Будучи порядочным человеком, Доминик верил, что все люди несут на своем челе печать свойственных им добродетелей или пороков. И потому при виде г-на Жерара он почувствовал упадок духа. Он нахмурился и, сев у изголовья умирающего, уронил голову на грудь.

Сидя в таком положении, он не походил на священника, готового протянуть руку беспорочной душе. Вернее всего, он испрашивал у всемогущего Бога силы выслушать исповедь злодея и побороться за заранее обреченную душу с самим Сатаной.

Умирающий только стонал и плакал, и брату Доминику пришлось заговорить первым.

— Вы меня звали? — спросил он.

— Да, — ответил г-н Жерар.

— В таком случае, я вас слушаю.

Господин Жерар бросил на священника беспокойный взгляд, и его глаза, казавшиеся потухшими, сверкнули в полумраке.

— Вы очень молоды! — заметил он.

Доминик встал, не имея сил справиться с охватившим его чувством гадливости.

— Я не просил приводить меня сюда, — проговорил он.

Однако больной поспешно вытащил из-под одеяла исхудавшую руку и схватил монаха за полу сутаны.

— Нет, останьтесь! — продолжил он. — Я хотел сказать, что в вашем возрасте вы, может быть, недостаточно размышляли о мрачной стороне жизни и не найдете ответа на вопросы, которые я хочу вам задать.

— Что мне на это сказать? — отвечал священник. — Если вы будете спрашивать, взывая к моей душе, я отвечу вам от всей души; если вы обратитесь к моему разуму, я постараюсь ответить, сообразуясь с разумом.

Наступило молчание. Монах продолжал стоять.

— Садитесь, святой отец, — умоляюще проговорил г-н Жерар.

Доминик снова опустился на стул.

— Теперь, святой отец, — промолвил больной, — Небом заклинаю: пусть вас не возмущают просьбы, с которыми я собираюсь к вам обратиться, и прежде всего обещайте мне, что не уйдете, пока не выслушаете мою исповедь до конца… Для такой тайны, как моя, довольно будет и одного свидетеля!

— Говорите, — сказал священник.

— Вы лучше меня знаете догматы Церкви, которую представляете, святой отец…

Господин Жерар замолчал.

— Святой отец, — продолжал он после некоторого колебания, — вы верите в загробную жизнь?

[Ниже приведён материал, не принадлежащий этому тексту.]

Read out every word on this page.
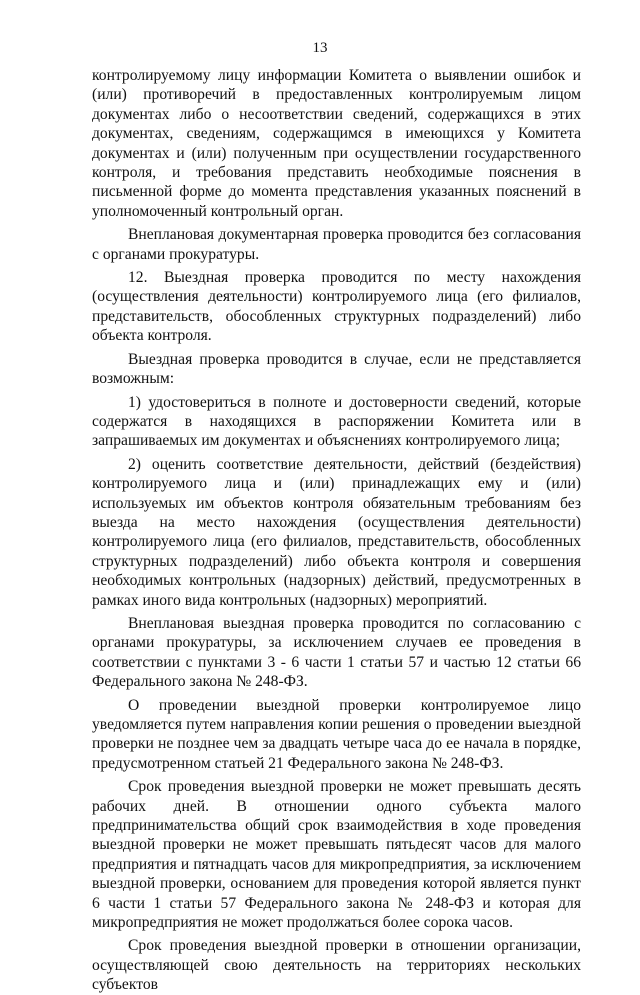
13

контролируемому лицу информации Комитета о выявлении ошибок и (или) противоречий в предоставленных контролируемым лицом документах либо о несоответствии сведений, содержащихся в этих документах, сведениям, содержащимся в имеющихся у Комитета документах и (или) полученным при осуществлении государственного контроля, и требования представить необходимые пояснения в письменной форме до момента представления указанных пояснений в уполномоченный контрольный орган.

Внеплановая документарная проверка проводится без согласования с органами прокуратуры.

12. Выездная проверка проводится по месту нахождения (осуществления деятельности) контролируемого лица (его филиалов, представительств, обособленных структурных подразделений) либо объекта контроля.

Выездная проверка проводится в случае, если не представляется возможным:

1) удостовериться в полноте и достоверности сведений, которые содержатся в находящихся в распоряжении Комитета или в запрашиваемых им документах и объяснениях контролируемого лица;

2) оценить соответствие деятельности, действий (бездействия) контролируемого лица и (или) принадлежащих ему и (или) используемых им объектов контроля обязательным требованиям без выезда на место нахождения (осуществления деятельности) контролируемого лица (его филиалов, представительств, обособленных структурных подразделений) либо объекта контроля и совершения необходимых контрольных (надзорных) действий, предусмотренных в рамках иного вида контрольных (надзорных) мероприятий.

Внеплановая выездная проверка проводится по согласованию с органами прокуратуры, за исключением случаев ее проведения в соответствии с пунктами 3 - 6 части 1 статьи 57 и частью 12 статьи 66 Федерального закона № 248-ФЗ.

О проведении выездной проверки контролируемое лицо уведомляется путем направления копии решения о проведении выездной проверки не позднее чем за двадцать четыре часа до ее начала в порядке, предусмотренном статьей 21 Федерального закона № 248-ФЗ.

Срок проведения выездной проверки не может превышать десять рабочих дней. В отношении одного субъекта малого предпринимательства общий срок взаимодействия в ходе проведения выездной проверки не может превышать пятьдесят часов для малого предприятия и пятнадцать часов для микропредприятия, за исключением выездной проверки, основанием для проведения которой является пункт 6 части 1 статьи 57 Федерального закона № 248-ФЗ и которая для микропредприятия не может продолжаться более сорока часов.

Срок проведения выездной проверки в отношении организации, осуществляющей свою деятельность на территориях нескольких субъектов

Священник взглянул на него, не скрывая презрения.

— Если бы я не верил в мир иной, — заметил он, — разве в этом мире я надел бы на себя сутану?

Господин Жерар тяжело вздохнул. Довод доминиканца вполне его убедил.

— Да, понимаю, — сказал он. — А вы верите, святой отец, что в загробной жизни человеку воздается по делам его?

— А иначе зачем же загробная жизнь?

— И вы полагаете, святой отец, — продолжал умирающий, — что исповедь совершенно необходима для отпущения наших грехов и что прощение Господне может снизойти на виновного лишь через посредство Божьего слуги?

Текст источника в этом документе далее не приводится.